On July 11, 2023, the Unites States Attorney’s office for the Southern District of New York announced that it had arrested Shakeeb Ahmed and charged him with wire fraud and money laundering in connection with his attack on a decentralized cryptocurrency exchange (the “Crypto Exchange”). Although the indictment did not identify the exchange, based on the facts described in the indictment, it has been reported that the hack was against Crema Finance, a decentralized cryptocurrency platform operating on the Solana blockchain.
As explained in the indictment, a decentralized exchange does not rely on any sort of entity or company to act as an intermediary between buyers and sellers. Instead, it relies on “smart contracts” (essentially a computer program that runs on the blockchain) associated with “liquidity pools,” analogous to pots of money, in order to serve as an “automated market maker.” An automated market maker controls a liquidity pool of different types of cryptocurrencies and uses a smart contract to buy and sell the cryptocurrencies in that liquidity pool. The Crypto Exchange paid fees to liquidity providers who deposited cryptocurrency into a liquidity pool. Those fees were calculated by a smart contract that took into account, among other things, the total amount of cryptocurrency the liquidity provider deposited and the actual amount of liquidity that was provided.
According to the prosecutors, “In July 2022, Ahmed carried out an attack on the Crypto Exchange by exploiting a vulnerability in one of the Crypto Exchange’s smart contracts and inserting fake pricing data to fraudulently cause that smart contract to generate approximately $9 million dollars’ worth of inflated fees that Ahmed did not legitimately earn, which fees Ahmed was able to withdraw from the Crypto Exchange in the form of cryptocurrency. This conduct defrauded the Crypto Exchange and its users, whose cryptocurrency Ahmed had fraudulently obtained. . . Ahmed laundered the millions in fees that he stole from the Crypto Exchange to conceal their source and ownership, including through (i) conducting token-swap transactions, (ii) “bridging” fraud proceeds from the Solana blockchain over to the Ethereum blockchain, (iii) exchanging fraud proceeds into Monero, an anonymized and particularly difficult cryptocurrency to trace, and (iv) using overseas cryptocurrency exchanges.”

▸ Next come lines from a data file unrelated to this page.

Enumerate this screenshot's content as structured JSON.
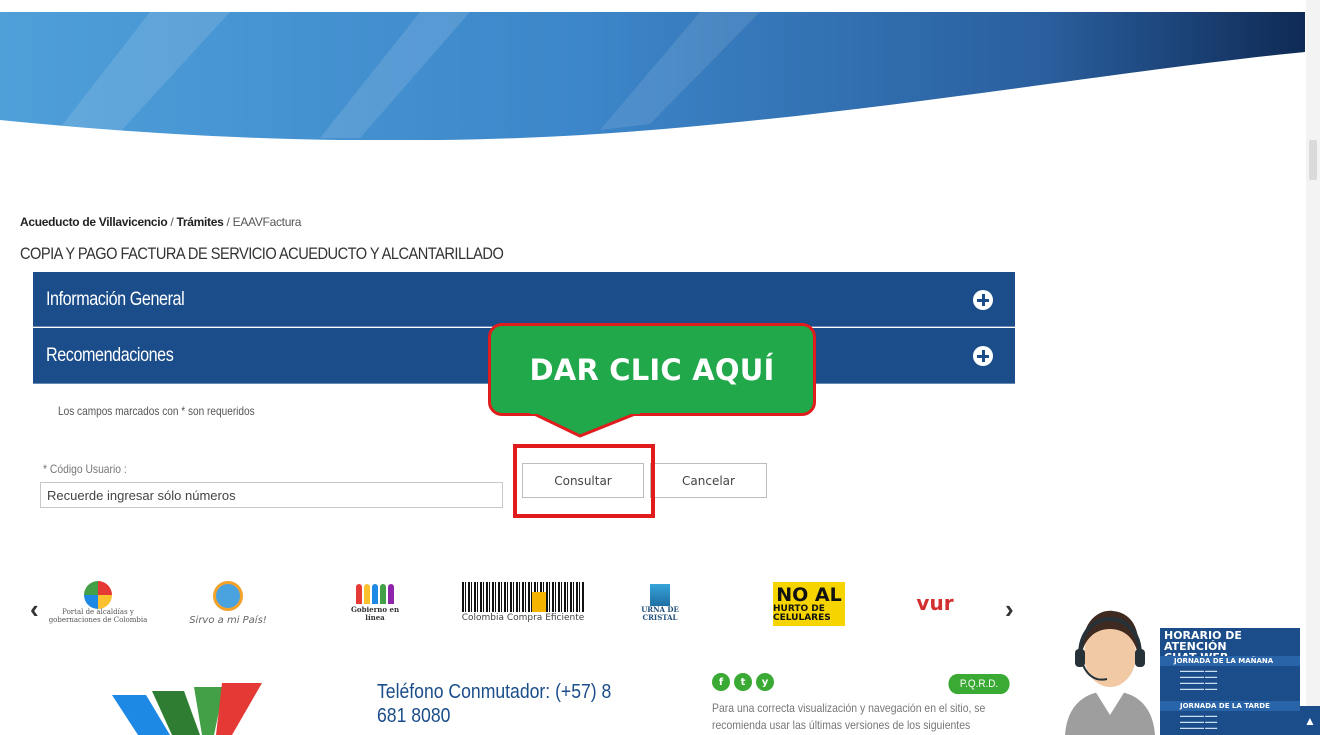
{
  "breadcrumb": {
    "home": "Acueducto de Villavicencio",
    "separator": "/",
    "section": "Trámites",
    "current": "EAAVFactura"
  },
  "page": {
    "title": "COPIA Y PAGO FACTURA DE SERVICIO ACUEDUCTO Y ALCANTARILLADO"
  },
  "accordion": [
    {
      "label": "Información General"
    },
    {
      "label": "Recomendaciones"
    }
  ],
  "callout": {
    "text": "DAR CLIC AQUÍ",
    "colors": {
      "fill": "#20a84a",
      "border": "#e01c1c"
    }
  },
  "form": {
    "required_note": "Los campos marcados con * son requeridos",
    "user_code_label": "* Código Usuario :",
    "user_code_placeholder": "Recuerde ingresar sólo números",
    "submit_label": "Consultar",
    "cancel_label": "Cancelar"
  },
  "logos": [
    {
      "name": "gobernaciones-logo",
      "caption": "Portal de alcaldías y gobernaciones de Colombia"
    },
    {
      "name": "servir-logo",
      "caption": "Sirvo a mi País!"
    },
    {
      "name": "gobierno-linea-logo",
      "caption": "Gobierno en línea"
    },
    {
      "name": "colombia-compra-logo",
      "caption": "Colombia Compra Eficiente"
    },
    {
      "name": "urna-logo",
      "caption": "URNA DE CRISTAL"
    },
    {
      "name": "noal-logo",
      "line1": "NO AL",
      "line2": "HURTO DE CELULARES"
    },
    {
      "name": "vur-logo",
      "text": "vur"
    }
  ],
  "footer": {
    "phone": "Teléfono Conmutador: (+57) 8 681 8080",
    "social": [
      "f",
      "t",
      "y"
    ],
    "pqrd_label": "P.Q.R.D.",
    "browser_note": "Para una correcta visualización y navegación en el sitio, se recomienda usar las últimas versiones de los siguientes"
  },
  "chat": {
    "title_line1": "HORARIO DE ATENCIÓN",
    "title_line2": "CHAT WEB",
    "morning": "JORNADA DE LA MAÑANA",
    "afternoon": "JORNADA DE LA TARDE"
  },
  "colors": {
    "primary_blue": "#1b4d8a",
    "green": "#3aaa35",
    "highlight_red": "#e01c1c"
  }
}
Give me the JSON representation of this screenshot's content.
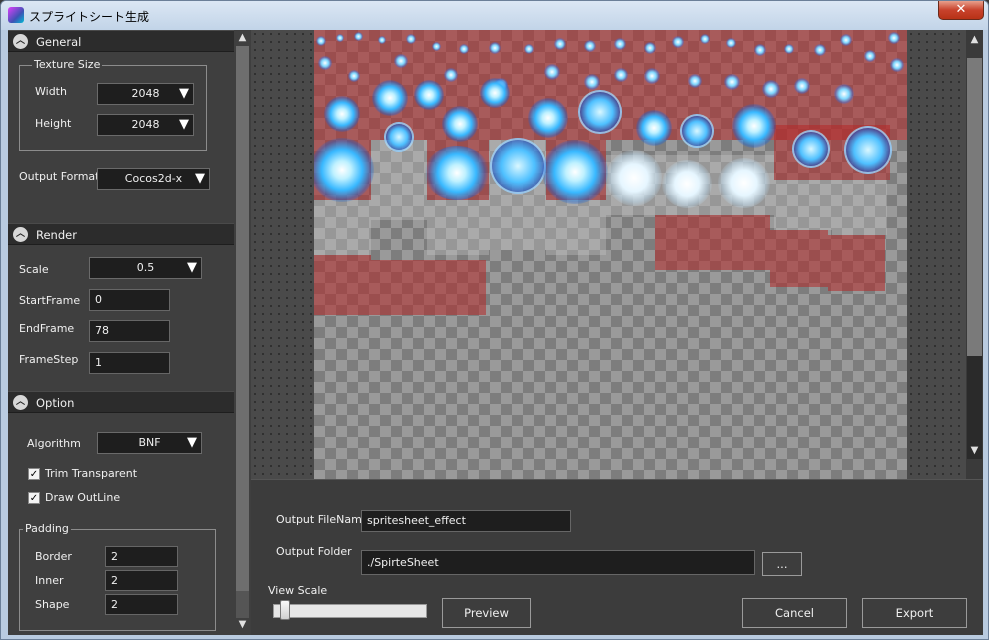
{
  "window": {
    "title": "スプライトシート生成",
    "close_glyph": "✕"
  },
  "general": {
    "header": "General",
    "texture_size": {
      "title": "Texture Size",
      "width_label": "Width",
      "width_value": "2048",
      "height_label": "Height",
      "height_value": "2048"
    },
    "output_format_label": "Output Format",
    "output_format_value": "Cocos2d-x"
  },
  "render": {
    "header": "Render",
    "scale_label": "Scale",
    "scale_value": "0.5",
    "start_frame_label": "StartFrame",
    "start_frame_value": "0",
    "end_frame_label": "EndFrame",
    "end_frame_value": "78",
    "frame_step_label": "FrameStep",
    "frame_step_value": "1"
  },
  "option": {
    "header": "Option",
    "algorithm_label": "Algorithm",
    "algorithm_value": "BNF",
    "trim_transparent_label": "Trim Transparent",
    "trim_transparent_checked": true,
    "draw_outline_label": "Draw OutLine",
    "draw_outline_checked": true,
    "padding": {
      "title": "Padding",
      "border_label": "Border",
      "border_value": "2",
      "inner_label": "Inner",
      "inner_value": "2",
      "shape_label": "Shape",
      "shape_value": "2"
    }
  },
  "output": {
    "filename_label": "Output FileName",
    "filename_value": "spritesheet_effect",
    "folder_label": "Output Folder",
    "folder_value": "./SpirteSheet",
    "browse_label": "...",
    "view_scale_label": "View Scale",
    "view_scale_level": 0.05,
    "preview_label": "Preview",
    "cancel_label": "Cancel",
    "export_label": "Export"
  },
  "icons": {
    "collapse": "chevron-up-icon",
    "dropdown": "triangle-down-icon",
    "check": "checkmark-icon",
    "scroll_up": "scroll-up-arrow-icon",
    "scroll_down": "scroll-down-arrow-icon",
    "app": "app-icon"
  },
  "colors": {
    "panel_bg": "#3f3f3f",
    "section_header": "#2c2c2c",
    "field_bg": "#1e1e1e",
    "glow_blue": "#38b8ff",
    "tile_red": "#b42828",
    "titlebar": "#c2d4e8",
    "close_red": "#c8422c"
  }
}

It was, however, after the alleged crime was committed that things got even more interesting, in terms of the negotiations that then took place. Based on the allegations in the indictment, almost immediately after the attack, the Crypto Exchange initiated public communications on the blockchain with the unidentified “hacker” in order to seek the return of the stolen funds. In these public statements, the Crypto Exchange indicated, among other things, that it would refer the attack to law enforcement if the stolen funds were not returned, and it offered to pay the then-unidentified hacker $800,000 for the return of all the stolen funds. A few days after the attack, Ahmed, using an encrypted email service based overseas, contacted the Crypto Exchange and stated that he would return a portion of the stolen funds (all but $2.5 million of the about $9 million stolen) if the Crypto Exchange agreed not to refer the attack to law enforcement for investigation. In response, on or about July 6, 2022, the Crypto Exchange restated its original figure of $800,000. On or about July 7, 2022, Ahmed indicated that he intended to keep $1.8 million of the stolen cryptocurrency. Later that same day, though, Ahmed returned all but approximately $1.5 million of the cryptocurrency that had been stolen.
The indictment also included details of Ahmed’s internet activity after the attack, including the following internet searches:
- white collar criminal defense attorneys with expertise in cryptocurrency
- DeFi hacks prosecution
- wire fraud
- how to prove malicious intent
- how to stop federal government from seizing assets
- evidence laundering
- can I cross the border with crypto
- buying citizenship
- 16 countries where your investments can buy citizenship
There is an obvious lesson for all from the fact that the government was able to include in the indictment such details concerning the manner in which the crime was executed, as well as the defendant’s internet activity.
Ahmed was arraigned on July 11. He is under house arrest in his Manhattan apartment until his trial, pursuant to a $1.5 million bond.